The chaperone angle also marked the presentation of Linda Greensmith from University College London. Greensmith has been studying data on the use of small-molecule “co-inducers” of heat shock proteins. These co-inducers, such as arimoclomol, a hydroxylamine derivative, can amplify the heat shock response and so protect neurons against the toxic effects of mutant superoxide dismutase (SOD), which is responsible for about 20 percent of familial cases of the motor neuron disease amyotrophic lateral sclerosis (ALS).
Last spring, Greensmith’s group demonstrated that these co-inducers improve motor neuron survival and muscle strength in a mouse model of ALS and increase lifespan in these animals by about 25 percent (see Kieran et al., 2004).

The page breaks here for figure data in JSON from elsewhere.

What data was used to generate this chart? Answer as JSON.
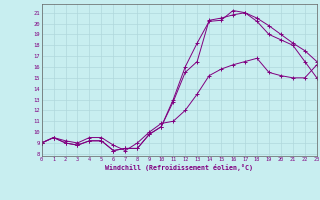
{
  "xlabel": "Windchill (Refroidissement éolien,°C)",
  "bg_color": "#c8eef0",
  "line_color": "#800080",
  "grid_color": "#b0d8dc",
  "curve1_x": [
    0,
    1,
    2,
    3,
    4,
    5,
    6,
    7,
    8,
    9,
    10,
    11,
    12,
    13,
    14,
    15,
    16,
    17,
    18,
    19,
    20,
    21,
    22,
    23
  ],
  "curve1_y": [
    9,
    9.5,
    9.0,
    8.8,
    9.2,
    9.2,
    8.3,
    8.5,
    8.5,
    9.8,
    10.5,
    13.0,
    16.0,
    18.2,
    20.2,
    20.3,
    21.2,
    21.0,
    20.2,
    19.0,
    18.5,
    18.0,
    16.5,
    15.0
  ],
  "curve2_x": [
    0,
    1,
    2,
    3,
    4,
    5,
    6,
    7,
    8,
    9,
    10,
    11,
    12,
    13,
    14,
    15,
    16,
    17,
    18,
    19,
    20,
    21,
    22,
    23
  ],
  "curve2_y": [
    9,
    9.5,
    9.0,
    8.8,
    9.2,
    9.2,
    8.3,
    8.5,
    8.5,
    9.8,
    10.5,
    12.8,
    15.5,
    16.5,
    20.3,
    20.5,
    20.8,
    21.0,
    20.5,
    19.8,
    19.0,
    18.2,
    17.5,
    16.5
  ],
  "curve3_x": [
    0,
    1,
    2,
    3,
    4,
    5,
    6,
    7,
    8,
    9,
    10,
    11,
    12,
    13,
    14,
    15,
    16,
    17,
    18,
    19,
    20,
    21,
    22,
    23
  ],
  "curve3_y": [
    9,
    9.5,
    9.2,
    9.0,
    9.5,
    9.5,
    8.8,
    8.3,
    9.0,
    10.0,
    10.8,
    11.0,
    12.0,
    13.5,
    15.2,
    15.8,
    16.2,
    16.5,
    16.8,
    15.5,
    15.2,
    15.0,
    15.0,
    16.2
  ],
  "xlim": [
    0,
    23
  ],
  "ylim": [
    7.8,
    21.8
  ],
  "yticks": [
    8,
    9,
    10,
    11,
    12,
    13,
    14,
    15,
    16,
    17,
    18,
    19,
    20,
    21
  ],
  "xticks": [
    0,
    1,
    2,
    3,
    4,
    5,
    6,
    7,
    8,
    9,
    10,
    11,
    12,
    13,
    14,
    15,
    16,
    17,
    18,
    19,
    20,
    21,
    22,
    23
  ]
}
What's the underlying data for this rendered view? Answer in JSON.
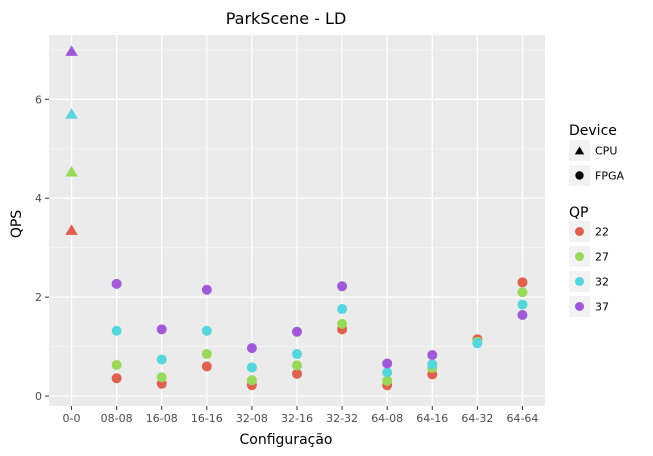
{
  "chart_data": {
    "type": "scatter",
    "title": "ParkScene - LD",
    "xlabel": "Configuração",
    "ylabel": "QPS",
    "categories": [
      "0-0",
      "08-08",
      "16-08",
      "16-16",
      "32-08",
      "32-16",
      "32-32",
      "64-08",
      "64-16",
      "64-32",
      "64-64"
    ],
    "ylim": [
      -0.2,
      7.3
    ],
    "yticks": [
      0,
      2,
      4,
      6
    ],
    "grid": true,
    "legend_position": "right",
    "legends": {
      "device": {
        "title": "Device",
        "entries": [
          {
            "label": "CPU",
            "shape": "triangle"
          },
          {
            "label": "FPGA",
            "shape": "circle"
          }
        ]
      },
      "qp": {
        "title": "QP",
        "entries": [
          {
            "label": "22",
            "color": "#E06050"
          },
          {
            "label": "27",
            "color": "#9AD85A"
          },
          {
            "label": "32",
            "color": "#55D6DC"
          },
          {
            "label": "37",
            "color": "#A05AD8"
          }
        ]
      }
    },
    "series": [
      {
        "device": "CPU",
        "qp": "22",
        "points": [
          {
            "x": "0-0",
            "y": 3.35
          }
        ]
      },
      {
        "device": "CPU",
        "qp": "27",
        "points": [
          {
            "x": "0-0",
            "y": 4.53
          }
        ]
      },
      {
        "device": "CPU",
        "qp": "32",
        "points": [
          {
            "x": "0-0",
            "y": 5.7
          }
        ]
      },
      {
        "device": "CPU",
        "qp": "37",
        "points": [
          {
            "x": "0-0",
            "y": 6.97
          }
        ]
      },
      {
        "device": "FPGA",
        "qp": "22",
        "points": [
          {
            "x": "08-08",
            "y": 0.36
          },
          {
            "x": "16-08",
            "y": 0.25
          },
          {
            "x": "16-16",
            "y": 0.6
          },
          {
            "x": "32-08",
            "y": 0.22
          },
          {
            "x": "32-16",
            "y": 0.45
          },
          {
            "x": "32-32",
            "y": 1.35
          },
          {
            "x": "64-08",
            "y": 0.22
          },
          {
            "x": "64-16",
            "y": 0.44
          },
          {
            "x": "64-32",
            "y": 1.15
          },
          {
            "x": "64-64",
            "y": 2.3
          }
        ]
      },
      {
        "device": "FPGA",
        "qp": "27",
        "points": [
          {
            "x": "08-08",
            "y": 0.63
          },
          {
            "x": "16-08",
            "y": 0.38
          },
          {
            "x": "16-16",
            "y": 0.85
          },
          {
            "x": "32-08",
            "y": 0.32
          },
          {
            "x": "32-16",
            "y": 0.62
          },
          {
            "x": "32-32",
            "y": 1.46
          },
          {
            "x": "64-08",
            "y": 0.31
          },
          {
            "x": "64-16",
            "y": 0.57
          },
          {
            "x": "64-32",
            "y": 1.1
          },
          {
            "x": "64-64",
            "y": 2.1
          }
        ]
      },
      {
        "device": "FPGA",
        "qp": "32",
        "points": [
          {
            "x": "08-08",
            "y": 1.32
          },
          {
            "x": "16-08",
            "y": 0.74
          },
          {
            "x": "16-16",
            "y": 1.32
          },
          {
            "x": "32-08",
            "y": 0.58
          },
          {
            "x": "32-16",
            "y": 0.85
          },
          {
            "x": "32-32",
            "y": 1.76
          },
          {
            "x": "64-08",
            "y": 0.48
          },
          {
            "x": "64-16",
            "y": 0.64
          },
          {
            "x": "64-32",
            "y": 1.07
          },
          {
            "x": "64-64",
            "y": 1.85
          }
        ]
      },
      {
        "device": "FPGA",
        "qp": "37",
        "points": [
          {
            "x": "08-08",
            "y": 2.27
          },
          {
            "x": "16-08",
            "y": 1.35
          },
          {
            "x": "16-16",
            "y": 2.15
          },
          {
            "x": "32-08",
            "y": 0.97
          },
          {
            "x": "32-16",
            "y": 1.3
          },
          {
            "x": "32-32",
            "y": 2.22
          },
          {
            "x": "64-08",
            "y": 0.66
          },
          {
            "x": "64-16",
            "y": 0.83
          },
          {
            "x": "64-64",
            "y": 1.64
          }
        ]
      }
    ]
  }
}
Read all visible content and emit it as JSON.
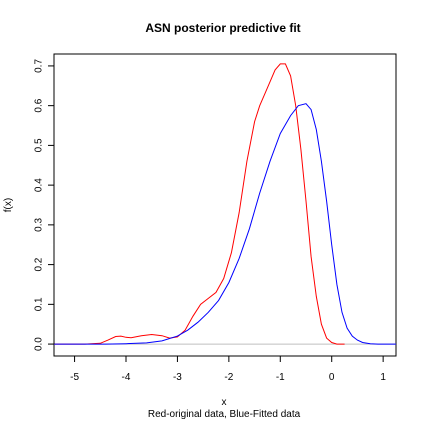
{
  "chart_data": {
    "type": "line",
    "title": "ASN posterior predictive fit",
    "xlabel": "x",
    "sublabel": "Red-original data, Blue-Fitted data",
    "ylabel": "f(x)",
    "xlim": [
      -5.4,
      1.25
    ],
    "ylim": [
      -0.03,
      0.73
    ],
    "x_ticks": [
      "-5",
      "-4",
      "-3",
      "-2",
      "-1",
      "0",
      "1"
    ],
    "x_tick_values": [
      -5,
      -4,
      -3,
      -2,
      -1,
      0,
      1
    ],
    "y_ticks": [
      "0.0",
      "0.1",
      "0.2",
      "0.3",
      "0.4",
      "0.5",
      "0.6",
      "0.7"
    ],
    "y_tick_values": [
      0.0,
      0.1,
      0.2,
      0.3,
      0.4,
      0.5,
      0.6,
      0.7
    ],
    "grid": false,
    "horizontal_reference_line": 0,
    "series": [
      {
        "color": "#ff0000",
        "points": [
          [
            -5.4,
            0.0
          ],
          [
            -4.8,
            0.0
          ],
          [
            -4.5,
            0.002
          ],
          [
            -4.35,
            0.01
          ],
          [
            -4.2,
            0.019
          ],
          [
            -4.1,
            0.02
          ],
          [
            -4.0,
            0.017
          ],
          [
            -3.9,
            0.016
          ],
          [
            -3.7,
            0.021
          ],
          [
            -3.5,
            0.024
          ],
          [
            -3.3,
            0.021
          ],
          [
            -3.15,
            0.015
          ],
          [
            -3.0,
            0.018
          ],
          [
            -2.85,
            0.035
          ],
          [
            -2.7,
            0.07
          ],
          [
            -2.55,
            0.1
          ],
          [
            -2.4,
            0.115
          ],
          [
            -2.25,
            0.13
          ],
          [
            -2.1,
            0.165
          ],
          [
            -1.95,
            0.23
          ],
          [
            -1.8,
            0.33
          ],
          [
            -1.65,
            0.46
          ],
          [
            -1.5,
            0.56
          ],
          [
            -1.4,
            0.6
          ],
          [
            -1.3,
            0.63
          ],
          [
            -1.2,
            0.66
          ],
          [
            -1.1,
            0.69
          ],
          [
            -1.0,
            0.705
          ],
          [
            -0.9,
            0.705
          ],
          [
            -0.8,
            0.675
          ],
          [
            -0.7,
            0.6
          ],
          [
            -0.6,
            0.49
          ],
          [
            -0.5,
            0.36
          ],
          [
            -0.4,
            0.22
          ],
          [
            -0.3,
            0.12
          ],
          [
            -0.2,
            0.05
          ],
          [
            -0.1,
            0.015
          ],
          [
            0.0,
            0.004
          ],
          [
            0.1,
            0.0
          ],
          [
            0.25,
            0.0
          ]
        ]
      },
      {
        "color": "#0000ff",
        "points": [
          [
            -5.4,
            0.0
          ],
          [
            -4.4,
            0.0
          ],
          [
            -4.0,
            0.001
          ],
          [
            -3.6,
            0.003
          ],
          [
            -3.3,
            0.008
          ],
          [
            -3.0,
            0.02
          ],
          [
            -2.8,
            0.035
          ],
          [
            -2.6,
            0.055
          ],
          [
            -2.4,
            0.08
          ],
          [
            -2.2,
            0.11
          ],
          [
            -2.0,
            0.155
          ],
          [
            -1.8,
            0.215
          ],
          [
            -1.6,
            0.29
          ],
          [
            -1.4,
            0.38
          ],
          [
            -1.2,
            0.46
          ],
          [
            -1.0,
            0.53
          ],
          [
            -0.8,
            0.575
          ],
          [
            -0.65,
            0.6
          ],
          [
            -0.5,
            0.605
          ],
          [
            -0.4,
            0.59
          ],
          [
            -0.3,
            0.54
          ],
          [
            -0.2,
            0.46
          ],
          [
            -0.1,
            0.36
          ],
          [
            0.0,
            0.25
          ],
          [
            0.1,
            0.15
          ],
          [
            0.2,
            0.08
          ],
          [
            0.3,
            0.04
          ],
          [
            0.4,
            0.02
          ],
          [
            0.5,
            0.01
          ],
          [
            0.6,
            0.004
          ],
          [
            0.75,
            0.001
          ],
          [
            0.9,
            0.0
          ],
          [
            1.25,
            0.0
          ]
        ]
      }
    ]
  }
}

These effects are not just protective. Even when arimoclomol is given after the first symptoms have appeared, muscle strength improves and the mice survive about 18 percent longer than do littermates on placebo.
How, exactly, do these co-inducers work? In Dublin, Greensmith said that they may affect expression of key heat shock proteins. Her previous work had shown how BRX220, a derivative of the hydroxylamine bimoclomol, leads to increased expression of Hsp70 in astroglia when mice are subjected to acute injury to the sciatic nerve (Kalmar et al., 2002). The treatment also doubles the number of ventral horn neurons that survive injury. These neurons do more than merely hang on by the skin of their teeth, said Greensmith, as electrophysiological measurements showed that the number of working motor neuron contacts doubled in response to the drug.
Greensmith next posed the question of what causes the elevated Hsp70 expression? Could it relate to the finding that bimoclomol causes hyperphosphorylation and prolonged action of the major heat shock protein transcription factor, heat shock factor 1 (HSF-1) (Hargitai et al., 2003)? Possibly so, because when Greensmith examined mouse ventral horns from SOD mutant mice treated with arimoclomol, she found that HSF-1 was indeed hyperphosphorylated. What’s more, she found elevated expression of Hsp70 and Hsp90 in ventral horn neurons of these animals, but no changes in expression of Hsp27.
The pattern of heat shock protein expression in response to arimoclomol is interesting for two reasons. First, in an acute injury model, the effect on Hsp70 appeared in glia, not neurons. It is both plausible that the damage occurs faster than the ALS model, or that a totally different mechanism is at work, suggested Greensmith. Second, while Hsp70 and Hsp90 are known to be under the control of the HSF-1 promoter, Hsp27 is not. Therefore, the data fit nicely with a scenario whereby the hydroxylamine co-inducers act primarily on HSF-1, which in turn upregulates expression of Hsp70 and Hsp90. The question now is what causes increased phosphorylation of HSF-1. Meanwhile, it has become clear that the co-inducers are neuroprotective, said Greensmith.—Tom Fagan.